Involve Stakeholders


Stakeholder involvement is a critical success factor in project implementation. Involving stakeholders ensures that you get buy-in and cooperation for a successful implementation. The essential stakeholders to include in a typical project are the business owner/senior management (sponsor), project team, staff, etc.  


You must get all the necessary parties involved to hear their thoughts and offer your insights. While you don’t want to have too many cooks in the kitchen, you also want to make sure all perspectives are heard and considered. The level of involvement from various parties depends on your project scope. Use your best judgment in deciding who should be involved and to what extent. 


Detail Project Requirements


It is vital to have a project requirements template detailing activities, tasks, team members responsible, and due dates. You should assign roles and establish expectations for your team breaking down the project tasks. You can take advantage of technology to automate the project requirements schedule.  


Agile project management can help to make this step more organized and efficient.
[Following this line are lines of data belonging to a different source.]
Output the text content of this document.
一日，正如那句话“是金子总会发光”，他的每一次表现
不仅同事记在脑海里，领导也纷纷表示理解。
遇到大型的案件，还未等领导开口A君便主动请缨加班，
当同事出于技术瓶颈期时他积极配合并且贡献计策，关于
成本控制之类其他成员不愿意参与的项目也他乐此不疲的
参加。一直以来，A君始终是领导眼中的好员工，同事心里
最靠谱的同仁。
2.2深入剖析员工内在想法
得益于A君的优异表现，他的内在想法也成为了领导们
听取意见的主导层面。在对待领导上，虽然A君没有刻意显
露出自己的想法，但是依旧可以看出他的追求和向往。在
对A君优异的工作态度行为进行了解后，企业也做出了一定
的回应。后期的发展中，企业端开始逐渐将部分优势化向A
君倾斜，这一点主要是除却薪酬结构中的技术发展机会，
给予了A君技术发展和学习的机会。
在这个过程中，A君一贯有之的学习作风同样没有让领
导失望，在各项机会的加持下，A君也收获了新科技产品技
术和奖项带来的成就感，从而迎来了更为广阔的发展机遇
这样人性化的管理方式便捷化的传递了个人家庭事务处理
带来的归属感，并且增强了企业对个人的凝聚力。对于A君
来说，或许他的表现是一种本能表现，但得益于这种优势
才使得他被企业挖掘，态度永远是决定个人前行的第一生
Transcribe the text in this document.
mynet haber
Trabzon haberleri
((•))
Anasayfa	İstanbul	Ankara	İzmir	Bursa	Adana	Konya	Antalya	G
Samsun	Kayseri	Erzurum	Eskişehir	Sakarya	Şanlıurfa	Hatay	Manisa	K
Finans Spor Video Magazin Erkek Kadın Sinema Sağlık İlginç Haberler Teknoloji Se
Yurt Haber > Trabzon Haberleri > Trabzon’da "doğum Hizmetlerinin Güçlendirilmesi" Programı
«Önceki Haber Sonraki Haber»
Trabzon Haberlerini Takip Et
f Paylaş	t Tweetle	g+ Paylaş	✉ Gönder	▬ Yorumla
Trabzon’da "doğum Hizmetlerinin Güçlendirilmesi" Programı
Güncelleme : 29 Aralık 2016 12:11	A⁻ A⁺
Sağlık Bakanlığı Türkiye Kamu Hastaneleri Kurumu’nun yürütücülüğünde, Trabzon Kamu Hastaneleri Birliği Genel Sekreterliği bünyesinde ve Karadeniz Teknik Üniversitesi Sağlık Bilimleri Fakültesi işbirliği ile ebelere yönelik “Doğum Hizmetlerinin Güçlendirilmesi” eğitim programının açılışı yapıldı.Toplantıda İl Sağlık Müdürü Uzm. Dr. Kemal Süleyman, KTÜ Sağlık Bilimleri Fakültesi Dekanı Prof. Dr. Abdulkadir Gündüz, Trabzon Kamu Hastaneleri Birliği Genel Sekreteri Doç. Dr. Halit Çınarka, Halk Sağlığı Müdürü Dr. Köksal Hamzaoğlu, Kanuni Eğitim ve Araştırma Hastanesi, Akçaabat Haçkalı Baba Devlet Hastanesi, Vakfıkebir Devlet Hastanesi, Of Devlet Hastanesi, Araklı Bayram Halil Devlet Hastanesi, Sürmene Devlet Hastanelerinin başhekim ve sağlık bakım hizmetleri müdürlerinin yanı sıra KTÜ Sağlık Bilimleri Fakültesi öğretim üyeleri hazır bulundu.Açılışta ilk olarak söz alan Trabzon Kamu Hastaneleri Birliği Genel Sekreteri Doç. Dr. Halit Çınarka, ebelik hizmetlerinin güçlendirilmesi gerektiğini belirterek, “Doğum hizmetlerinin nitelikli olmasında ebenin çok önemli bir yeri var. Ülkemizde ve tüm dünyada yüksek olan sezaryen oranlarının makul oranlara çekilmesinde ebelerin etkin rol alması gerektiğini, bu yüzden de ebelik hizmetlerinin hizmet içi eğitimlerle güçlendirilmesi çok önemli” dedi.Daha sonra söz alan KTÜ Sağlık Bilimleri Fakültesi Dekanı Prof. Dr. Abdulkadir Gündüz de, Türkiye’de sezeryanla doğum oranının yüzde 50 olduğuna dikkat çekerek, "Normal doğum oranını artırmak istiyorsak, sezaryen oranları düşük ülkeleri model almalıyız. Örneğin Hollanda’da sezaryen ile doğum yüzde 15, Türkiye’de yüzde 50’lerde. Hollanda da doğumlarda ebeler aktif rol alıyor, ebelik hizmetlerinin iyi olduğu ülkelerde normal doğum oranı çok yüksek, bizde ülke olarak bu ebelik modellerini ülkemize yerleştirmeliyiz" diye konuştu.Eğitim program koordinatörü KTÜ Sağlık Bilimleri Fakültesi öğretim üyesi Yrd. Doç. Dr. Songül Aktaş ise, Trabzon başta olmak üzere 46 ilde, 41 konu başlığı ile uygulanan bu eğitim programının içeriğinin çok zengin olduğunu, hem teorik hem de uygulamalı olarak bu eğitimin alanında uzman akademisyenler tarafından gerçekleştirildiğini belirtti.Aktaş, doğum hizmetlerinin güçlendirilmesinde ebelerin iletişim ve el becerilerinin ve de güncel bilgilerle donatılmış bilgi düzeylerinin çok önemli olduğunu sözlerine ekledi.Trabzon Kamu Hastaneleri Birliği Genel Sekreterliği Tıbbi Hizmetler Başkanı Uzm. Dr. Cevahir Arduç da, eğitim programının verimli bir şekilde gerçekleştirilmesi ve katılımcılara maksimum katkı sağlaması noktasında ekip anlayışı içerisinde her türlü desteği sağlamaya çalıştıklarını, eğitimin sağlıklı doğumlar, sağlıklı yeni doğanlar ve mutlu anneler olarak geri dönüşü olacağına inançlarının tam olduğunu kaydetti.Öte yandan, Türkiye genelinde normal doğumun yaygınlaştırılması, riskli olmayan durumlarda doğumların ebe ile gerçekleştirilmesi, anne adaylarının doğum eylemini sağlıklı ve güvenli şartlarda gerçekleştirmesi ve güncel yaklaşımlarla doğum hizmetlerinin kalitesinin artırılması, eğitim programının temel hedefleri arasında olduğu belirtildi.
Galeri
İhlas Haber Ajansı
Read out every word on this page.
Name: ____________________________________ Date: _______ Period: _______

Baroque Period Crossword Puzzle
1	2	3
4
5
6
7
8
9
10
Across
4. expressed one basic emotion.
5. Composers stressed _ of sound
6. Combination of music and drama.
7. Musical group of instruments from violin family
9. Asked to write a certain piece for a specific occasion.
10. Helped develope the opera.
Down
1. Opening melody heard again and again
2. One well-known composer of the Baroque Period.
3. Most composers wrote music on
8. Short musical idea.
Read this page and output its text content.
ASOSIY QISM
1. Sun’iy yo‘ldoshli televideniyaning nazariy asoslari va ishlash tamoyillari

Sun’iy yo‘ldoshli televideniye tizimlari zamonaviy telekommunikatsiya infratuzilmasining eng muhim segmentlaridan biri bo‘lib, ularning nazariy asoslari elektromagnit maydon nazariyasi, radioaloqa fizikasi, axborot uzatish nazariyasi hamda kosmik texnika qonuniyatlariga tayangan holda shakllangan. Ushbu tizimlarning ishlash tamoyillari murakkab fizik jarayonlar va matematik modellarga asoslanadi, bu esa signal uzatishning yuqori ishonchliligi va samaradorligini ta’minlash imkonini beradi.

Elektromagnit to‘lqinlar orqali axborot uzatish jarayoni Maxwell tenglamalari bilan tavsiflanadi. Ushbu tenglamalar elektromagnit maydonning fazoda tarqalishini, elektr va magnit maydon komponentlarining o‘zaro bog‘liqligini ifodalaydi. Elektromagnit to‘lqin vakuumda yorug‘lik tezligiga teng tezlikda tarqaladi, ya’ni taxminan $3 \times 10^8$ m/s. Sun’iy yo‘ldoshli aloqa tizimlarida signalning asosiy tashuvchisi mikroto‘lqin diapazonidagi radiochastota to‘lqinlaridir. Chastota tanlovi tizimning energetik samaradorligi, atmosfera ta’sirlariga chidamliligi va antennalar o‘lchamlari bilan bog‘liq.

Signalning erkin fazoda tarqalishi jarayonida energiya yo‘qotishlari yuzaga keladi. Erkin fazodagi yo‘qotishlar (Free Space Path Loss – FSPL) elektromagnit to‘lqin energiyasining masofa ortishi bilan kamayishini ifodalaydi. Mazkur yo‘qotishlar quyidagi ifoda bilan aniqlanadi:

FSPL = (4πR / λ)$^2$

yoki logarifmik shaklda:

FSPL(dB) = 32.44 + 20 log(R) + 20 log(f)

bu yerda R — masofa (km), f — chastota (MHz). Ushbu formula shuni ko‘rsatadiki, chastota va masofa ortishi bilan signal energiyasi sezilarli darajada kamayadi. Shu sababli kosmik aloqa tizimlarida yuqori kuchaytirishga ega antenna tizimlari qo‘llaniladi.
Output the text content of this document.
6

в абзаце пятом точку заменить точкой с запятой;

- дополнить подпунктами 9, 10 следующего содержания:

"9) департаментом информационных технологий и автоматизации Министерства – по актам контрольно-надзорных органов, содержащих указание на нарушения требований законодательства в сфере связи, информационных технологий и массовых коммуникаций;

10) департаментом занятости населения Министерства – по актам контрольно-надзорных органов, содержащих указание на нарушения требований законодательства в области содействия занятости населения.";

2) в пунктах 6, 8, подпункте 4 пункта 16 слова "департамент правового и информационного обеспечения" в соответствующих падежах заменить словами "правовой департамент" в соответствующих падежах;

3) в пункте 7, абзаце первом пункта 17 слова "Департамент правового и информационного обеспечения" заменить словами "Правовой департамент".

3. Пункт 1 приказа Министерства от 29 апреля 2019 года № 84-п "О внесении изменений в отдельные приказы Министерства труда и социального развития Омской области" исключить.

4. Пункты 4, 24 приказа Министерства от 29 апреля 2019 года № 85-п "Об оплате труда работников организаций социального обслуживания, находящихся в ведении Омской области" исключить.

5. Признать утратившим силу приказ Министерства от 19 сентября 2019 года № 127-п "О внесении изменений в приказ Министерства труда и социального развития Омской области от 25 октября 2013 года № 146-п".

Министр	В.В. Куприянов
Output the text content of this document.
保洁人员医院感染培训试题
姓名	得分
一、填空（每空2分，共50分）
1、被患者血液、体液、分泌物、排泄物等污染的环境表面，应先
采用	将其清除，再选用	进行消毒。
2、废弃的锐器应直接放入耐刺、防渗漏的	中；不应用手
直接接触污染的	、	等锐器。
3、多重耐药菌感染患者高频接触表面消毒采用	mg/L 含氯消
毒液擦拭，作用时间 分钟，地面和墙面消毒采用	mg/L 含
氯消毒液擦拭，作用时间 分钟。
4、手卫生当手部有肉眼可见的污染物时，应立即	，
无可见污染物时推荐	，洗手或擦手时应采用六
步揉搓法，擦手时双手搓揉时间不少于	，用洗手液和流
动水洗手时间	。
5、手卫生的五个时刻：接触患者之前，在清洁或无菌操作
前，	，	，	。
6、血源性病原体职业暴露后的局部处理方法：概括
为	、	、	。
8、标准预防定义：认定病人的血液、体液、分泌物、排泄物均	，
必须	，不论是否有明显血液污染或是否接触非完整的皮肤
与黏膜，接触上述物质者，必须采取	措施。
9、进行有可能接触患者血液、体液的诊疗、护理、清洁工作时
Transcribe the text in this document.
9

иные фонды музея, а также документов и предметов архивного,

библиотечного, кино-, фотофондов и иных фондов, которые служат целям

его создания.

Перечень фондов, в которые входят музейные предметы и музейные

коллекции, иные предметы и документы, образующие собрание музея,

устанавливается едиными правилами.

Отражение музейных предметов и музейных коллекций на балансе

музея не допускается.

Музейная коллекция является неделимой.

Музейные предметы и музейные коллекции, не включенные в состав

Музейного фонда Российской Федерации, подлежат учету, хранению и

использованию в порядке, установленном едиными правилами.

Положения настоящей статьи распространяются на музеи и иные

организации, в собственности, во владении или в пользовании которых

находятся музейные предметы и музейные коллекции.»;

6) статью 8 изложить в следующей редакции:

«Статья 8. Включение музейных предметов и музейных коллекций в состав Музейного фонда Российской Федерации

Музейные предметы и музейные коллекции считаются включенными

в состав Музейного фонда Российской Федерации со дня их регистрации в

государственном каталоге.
Such tools/software schedules work seamlessly and team members provide updates that you have a view at the click of a button. You need to ensure all the project details have adequate detail and specific direction given to the team.


Implement the Solution


After setting the project scope, getting feedback & buy-in from stakeholders, and your project framework in place, it is time to implement the proposed solution. Depending on the solution that your analysis identifies, you may need to take time to train your staff on new processes or programs.


Training empowers the team members to utilize the new solutions seamlessly and helps resist change to new undertakings. You need not think of the training resource investment as an added expense or wasted time, but rather a venture that will pay back exponentially over time. 


Review and Feedback


Project review and feedback is an essential exercise that monitors the project implementation progress to identify aspects for corrective action. After the project is complete, continue to review the process for further improvements. 


You can ask your team members or clients for feedback on how the solution works for them and what they think could be improved moving forward. Also, offer your team feedback on how they can improve their work.


Conduct a Business Analysis and Continuously Improve Your Business 


Business analysis can, at first sight, appear to be a tedious process but one worth the resource investment. The assessment helps you to reflect on aspects of the business which worked in the past but, the current events declare them irrelevant. You continuously improve and bring excellence to your business operations.